Effet de la conquête britannique, on ne peut plus recruter de prêtres en France. On réduit le nombre de paroisses et on agrandit l’étendue de celles-ci. On rattache la partie bas Sainte-Rose (partie est) à Saint-François et déménage plus à l’ouest le haut Sainte-Rose. En 1768, les habitants de Sainte-Rose refusent cette décision de Mgr Briand de Québec qui riposte en refusant les sacrements aux habitants de Sainte-Rose. En 1788, le plan de Mgr Briand se concrétise. Les travaux d’une nouvelle église débutent au lieu prévu, plus à l’ouest. Dès 1835, on songe à en construire une nouvelle en raison de l’accroissement constant de la population. En 1857, on démolit l’église.

 

Situé sur le chemin des Patriotes, on retrouve l’ancienne auberge Tassé qui remonte environ à 1825. En mai 1837, un comité de surveillance est mis sur pied à Sainte-Rose. Affilié au mouvement patriote, ce comité se réunissait à cette auberge. Au début décembre, Sainte-Rose est entre deux armées. Les troupes britanniques de Colborne sont au sud à Saint-Martin tandis que les patriotes sont à Saint-Eustache. Pour empêcher l’avance des troupes britanniques, les patriotes tenteront d’incendier le pont Porteous situé au nord du chemin des Patriotes mais en vain.

 

 

    

 

 

Le curé de Sainte-Rose, François-Magloire Turcotte allait d’un camp à l’autre prétextant vouloir éviter l’affrontement. Colborne le prit pour un espion. Turcotte se rend sur les lieux du combat pour porter secours de la religion aux victimes. Il s’enfuit au États-Unis et revint en 1838 et écopera de quatre mois de prison.

 

En 1876, l’inauguration du petit train du nord qui passe par Sainte-Rose. Le pont ferroviaire qui enjambe la rivière des Prairies dans le secteur de Bordeaux se rendra jusqu’à Saint-Jérôme en passant par Sainte-Rose. Les Montréalais en quête d’espaces verts arriveront en grand nombre. Certains locaux loueront une partie de leur demeure à des vacanciers.

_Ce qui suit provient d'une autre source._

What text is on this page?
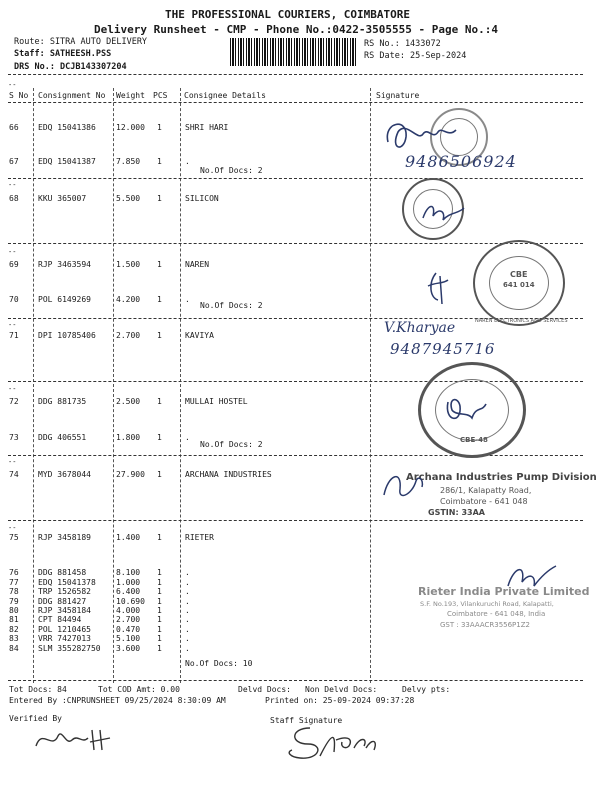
THE PROFESSIONAL COURIERS, COIMBATORE
Delivery Runsheet - CMP - Phone No.:0422-3505555 - Page No.:4
Route: SITRA AUTO DELIVERY
Staff: SATHEESH.PSS
DRS No.: DCJB143307204
RS No.: 1433072
RS Date: 25-Sep-2024
--
S No Consignment No Weight PCS Consignee Details	Signature
--
--
--
--
--
--
66 EDQ 15041386	12.000 1	SHRI HARI
67 EDQ 15041387	7.850 1	.
68 KKU 365007	5.500 1	SILICON
69 RJP 3463594	1.500 1	NAREN
70 POL 6149269	4.200 1	.
71 DPI 10785406	2.700 1	KAVIYA
72 DDG 881735	2.500 1	MULLAI HOSTEL
73 DDG 406551	1.800 1	.
74 MYD 3678044	27.900 1	ARCHANA INDUSTRIES
75 RJP 3458189	1.400 1	RIETER
76 DDG 881458	8.100 1	.
77 EDQ 15041378	1.000 1	.
78 TRP 1526582	6.400 1	.
79 DDG 881427	10.690 1	.
80 RJP 3458184	4.000 1	.
81 CPT 84494	2.700 1	.
82 POL 1210465	0.470 1	.
83 VRR 7427013	5.100 1	.
84 SLM 355282750 3.600 1	.
No.Of Docs: 2
No.Of Docs: 2
No.Of Docs: 2
No.Of Docs: 10
9486506924
NAREN ELECTRONICS AND SERVICES
CBE
641 014
V.Kharyae
9487945716
CBE-48
Archana Industries Pump Division
286/1, Kalapatty Road,
Coimbatore - 641 048
GSTIN: 33AA
Rieter India Private Limited
S.F. No.193, Vilankuruchi Road, Kalapatti,
Coimbatore - 641 048, India
GST : 33AAACR3556P1Z2
Tot Docs: 84	Tot COD Amt: 0.00	Delvd Docs: Non Delvd Docs:	Delvy pts:
Entered By :CNPRUNSHEET 09/25/2024 8:30:09 AM	Printed on: 25-09-2024 09:37:28
Verified By	Staff Signature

D’autres se feront bâtir des résidences d’été. Plusieurs hôtels naîtront et tireront profits de cette nouvelle manne. Puis plusieurs clubs de canotages pousseront et prendront d’assaut la rivière des Mille-Îles.

 

 

           

 

 

Au début du 20e siècle, la population de Sainte-Rose fait plus que doublé lorsqu’arrive l’été! Ce qui explique l’imposant bureau de poste bâtit vers 1930 sur le boulevard Sainte-Rose.

 

 

 

Dans le souci d’offrir des services à une population toujours grandissante, une caserne de pompier est érigée en 1930. Ce bâtiment est attaché à l’ancienne école du village qui était devenue à l’époque une centrale de téléphone et la mairie. À cette époque au Québec, il est très commun dans trouver au même endroit, la mairie, le poste de police, la caserne de pompier, etc.

 

 

 

 

 

Située en face de l’église de Sainte-Rose, l’ancienne école du village qui date d'environ 1831 est des plus charmantes constructions et des mieux restaurées du boulevard Sainte-Rose. Maintenant l’édifice possède une vocation culturelle.

    

 

 

En 1965, les 14 municipalités de l’île Jésus se fusionnent pour devenir ville de Laval.

 

 

 

 

Bibliographie :

 

Marcel Paquette; « Histoire de l’île Jésus; de 1636 à la ville de Laval ».

 

Gaston Chapleau et al. ; « Paroisses et villages anciens de Ville de Laval ».

 

Service de la vie communautaire, de la culture et des communications de la Ville de Laval; « Histoire à raconter, Itinéraires histoire et patrimoine : Le Vieux Sainte-Rose » (brochure).

 

Jean-Noël Lavoie; « La saga de Laval ».